Re-build the intermediate table
create table tmp like perf_linux_t;

Instead of deleting non-conforming data, the data is stored in the new table.

insert into tmp select * from perf_linux_t where auto_id in (select min(auto_id) as auto_id from perf_linux_t group by insert_time,conf_id );

Remove the useless columns from this table

ALTER TABLE `tmp` DROP COLUMN `auto_id`,DROP PRIMARY KEY;
Data back

Delete the original data

truncate table perf_linux;

Inserting data

insert into perf_linux select * from tmp;

Delete an intermediate table

drop table tmp;
drop table perf_linux_t;
Summarize

By this method, the data is changed to 42,387 and the redundant data is deleted. But in fact the problem of the program is not fully positioned, but also need to observe to locate the problem.

And I think that this method should be compared to the method of soil, if you have a better way, I hope the generous enlighten.

Reference:

MySQL method for deleting duplicate record statements

Delete MySQL duplicate data

Related Article

Contact Us

The content source of this page is from Internet, which doesn't represent Alibaba Cloud's opinion; products and services mentioned on that page don't have any relationship with Alibaba Cloud. If the content of the page makes you feel confusing, please write us an email, we will handle the problem within 5 days after receiving your email.
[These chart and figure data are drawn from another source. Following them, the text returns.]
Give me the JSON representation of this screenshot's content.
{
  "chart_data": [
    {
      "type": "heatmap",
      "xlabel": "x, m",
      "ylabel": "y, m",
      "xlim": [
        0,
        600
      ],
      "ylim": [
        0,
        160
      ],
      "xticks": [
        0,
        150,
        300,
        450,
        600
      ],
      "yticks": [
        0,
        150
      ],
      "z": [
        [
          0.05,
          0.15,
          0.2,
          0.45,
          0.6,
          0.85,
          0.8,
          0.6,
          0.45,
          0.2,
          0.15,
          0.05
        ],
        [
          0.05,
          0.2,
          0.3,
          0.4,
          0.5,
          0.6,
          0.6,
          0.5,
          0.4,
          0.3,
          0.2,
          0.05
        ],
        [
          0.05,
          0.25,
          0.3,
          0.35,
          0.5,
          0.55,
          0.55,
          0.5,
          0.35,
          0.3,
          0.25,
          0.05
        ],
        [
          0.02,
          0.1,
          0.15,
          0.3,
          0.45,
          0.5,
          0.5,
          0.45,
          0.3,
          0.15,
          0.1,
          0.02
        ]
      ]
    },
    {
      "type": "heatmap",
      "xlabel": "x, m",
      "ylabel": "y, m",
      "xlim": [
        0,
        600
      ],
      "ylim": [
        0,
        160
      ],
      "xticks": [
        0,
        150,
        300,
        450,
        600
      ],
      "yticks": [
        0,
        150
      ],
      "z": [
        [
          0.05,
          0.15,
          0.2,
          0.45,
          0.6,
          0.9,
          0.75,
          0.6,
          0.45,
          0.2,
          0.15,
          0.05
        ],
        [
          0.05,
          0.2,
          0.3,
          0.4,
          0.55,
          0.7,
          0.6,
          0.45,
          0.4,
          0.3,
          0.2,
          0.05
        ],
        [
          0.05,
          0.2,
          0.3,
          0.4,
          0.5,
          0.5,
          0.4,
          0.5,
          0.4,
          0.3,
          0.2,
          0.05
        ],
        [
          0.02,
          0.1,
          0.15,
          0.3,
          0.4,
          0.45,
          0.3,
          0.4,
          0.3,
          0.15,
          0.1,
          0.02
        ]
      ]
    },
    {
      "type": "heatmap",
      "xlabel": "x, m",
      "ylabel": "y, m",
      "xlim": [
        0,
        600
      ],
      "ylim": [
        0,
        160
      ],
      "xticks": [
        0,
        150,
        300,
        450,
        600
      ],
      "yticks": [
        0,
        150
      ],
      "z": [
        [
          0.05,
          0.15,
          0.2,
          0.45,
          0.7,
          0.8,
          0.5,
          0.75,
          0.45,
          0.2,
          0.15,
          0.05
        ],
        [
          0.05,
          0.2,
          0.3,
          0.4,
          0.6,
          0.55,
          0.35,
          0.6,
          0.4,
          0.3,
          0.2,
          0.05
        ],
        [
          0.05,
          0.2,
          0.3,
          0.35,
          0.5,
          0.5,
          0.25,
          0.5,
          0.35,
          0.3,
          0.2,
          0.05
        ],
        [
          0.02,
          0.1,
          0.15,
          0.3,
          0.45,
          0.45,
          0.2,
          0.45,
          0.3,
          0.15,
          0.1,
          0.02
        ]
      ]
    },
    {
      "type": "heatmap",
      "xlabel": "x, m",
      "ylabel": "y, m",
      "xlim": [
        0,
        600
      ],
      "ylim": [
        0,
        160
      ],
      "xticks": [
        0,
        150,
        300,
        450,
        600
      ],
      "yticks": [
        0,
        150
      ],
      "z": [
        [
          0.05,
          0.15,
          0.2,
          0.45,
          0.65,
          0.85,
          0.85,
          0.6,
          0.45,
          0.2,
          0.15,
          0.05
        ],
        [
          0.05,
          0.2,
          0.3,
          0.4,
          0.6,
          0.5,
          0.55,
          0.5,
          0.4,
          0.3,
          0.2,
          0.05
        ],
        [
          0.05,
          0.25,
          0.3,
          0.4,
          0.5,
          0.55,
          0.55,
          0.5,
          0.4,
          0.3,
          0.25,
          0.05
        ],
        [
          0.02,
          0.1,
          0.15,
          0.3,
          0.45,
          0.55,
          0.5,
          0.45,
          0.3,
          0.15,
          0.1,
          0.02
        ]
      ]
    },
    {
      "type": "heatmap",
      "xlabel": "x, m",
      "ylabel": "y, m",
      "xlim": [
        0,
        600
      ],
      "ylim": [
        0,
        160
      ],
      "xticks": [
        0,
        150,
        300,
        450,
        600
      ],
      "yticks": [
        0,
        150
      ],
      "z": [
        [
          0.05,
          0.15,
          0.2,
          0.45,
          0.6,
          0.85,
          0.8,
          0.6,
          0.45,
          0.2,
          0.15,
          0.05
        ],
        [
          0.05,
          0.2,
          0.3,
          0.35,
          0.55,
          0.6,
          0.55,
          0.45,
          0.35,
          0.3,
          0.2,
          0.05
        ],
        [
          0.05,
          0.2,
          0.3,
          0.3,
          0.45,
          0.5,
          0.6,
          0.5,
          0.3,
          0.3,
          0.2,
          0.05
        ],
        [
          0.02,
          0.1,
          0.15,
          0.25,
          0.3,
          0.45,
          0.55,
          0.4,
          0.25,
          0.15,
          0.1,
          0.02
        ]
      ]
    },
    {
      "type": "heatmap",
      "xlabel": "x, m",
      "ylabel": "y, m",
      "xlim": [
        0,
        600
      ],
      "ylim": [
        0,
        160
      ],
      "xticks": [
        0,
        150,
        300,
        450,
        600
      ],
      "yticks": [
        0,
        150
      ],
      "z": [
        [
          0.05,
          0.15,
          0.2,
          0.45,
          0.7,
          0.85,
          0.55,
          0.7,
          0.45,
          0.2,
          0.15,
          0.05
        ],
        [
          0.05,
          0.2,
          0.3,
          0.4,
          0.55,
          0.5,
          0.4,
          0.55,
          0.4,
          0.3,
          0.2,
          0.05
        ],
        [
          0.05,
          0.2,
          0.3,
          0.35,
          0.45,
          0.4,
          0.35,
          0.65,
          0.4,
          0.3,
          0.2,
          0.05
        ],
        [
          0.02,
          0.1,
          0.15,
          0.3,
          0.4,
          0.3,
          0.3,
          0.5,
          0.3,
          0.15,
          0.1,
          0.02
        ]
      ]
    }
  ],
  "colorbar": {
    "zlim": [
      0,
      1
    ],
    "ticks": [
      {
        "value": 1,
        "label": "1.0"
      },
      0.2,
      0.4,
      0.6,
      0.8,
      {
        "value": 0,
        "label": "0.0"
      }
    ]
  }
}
If you find any instances of plagiarism from the community, please send an email to: info-contact@alibabacloud.com and provide relevant evidence. A staff member will contact you within 5 working days.

A Free Trial That Lets You Build Big!

Start building with 50+ products and up to 12 months usage for Elastic Compute Service

  • Sales Support

    1 on 1 presale consultation

  • After-Sales Support

    24/7 Technical Support 6 Free Tickets per Quarter Faster Response

  • Alibaba Cloud offers highly flexible support services tailored to meet your exact needs.